SeeClickFix users have helped improve a dangerous intersection in New Haven. Last month, there was a post on the SCF blog about the intersection of Livingston and Edwards Streets because the issue received so much attention within hours of being posted. Users noted the limited visibility for drivers caused by illegal parking and said that speeding cars only worsened the problem by placing more pedestrians, cyclists, and drivers at risk.

The City of New Haven has responded, and a speed table will be added to the intersection of Livingston and Edwards Streets.

As City Engineer Dick Miller (left) explains in the New Haven Independent, the street will be
raised about six inches to slow traffic at the intersection. The City will also add bump outs (which extend the curb further out into the street in order to slow down turning vehicles and reduce the amount of time it takes for pedestrians to cross). Lastly, according to the Independent, "The intersection will also feature planted medians, textured and multicolored crosswalks, and yellow-patterned paving" along with newly planted trees. The City hopes that drivers will see all of these changes as "visual cues" to proceed through the intersection more carefully, in addition to the other infrastructure changes mentioned above.

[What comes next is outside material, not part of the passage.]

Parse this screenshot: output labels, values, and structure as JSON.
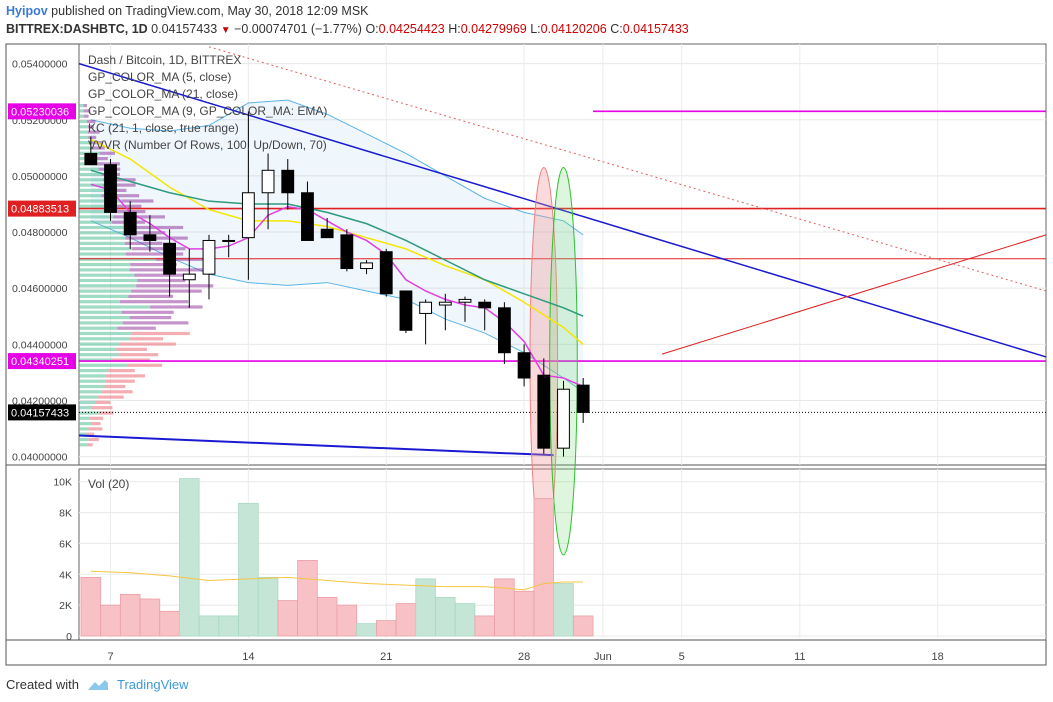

For more information about how speed tables have worked elsewhere, check out Mark Abraham's post on this improvement on the New Haven Safe Streets Blog. As Mark points out, not only do speed tables calm traffic, but they can also help increase the sense of community in the area by making the street a more inviting place.

Great work by our users, the City of New Haven, and the New Haven Independent.

See the original post below:

In just a couple of hours, an issue reported in New Haven's East Rock neighborhood has attracted over 60 views, 7 votes, and several comments. The issue: limited visibility turning onto Edwards Street from Livingston Street due to illegally parked cars.

So far, a number of solutions have been suggested. Among them are increased parking enforcement in the current no standing zone, or changing the intersection to add bump-outs, bollards, a roundabout, curb extensions, or converting it to a raised intersection.

What do you think? How can the City of New Haven improve this problem?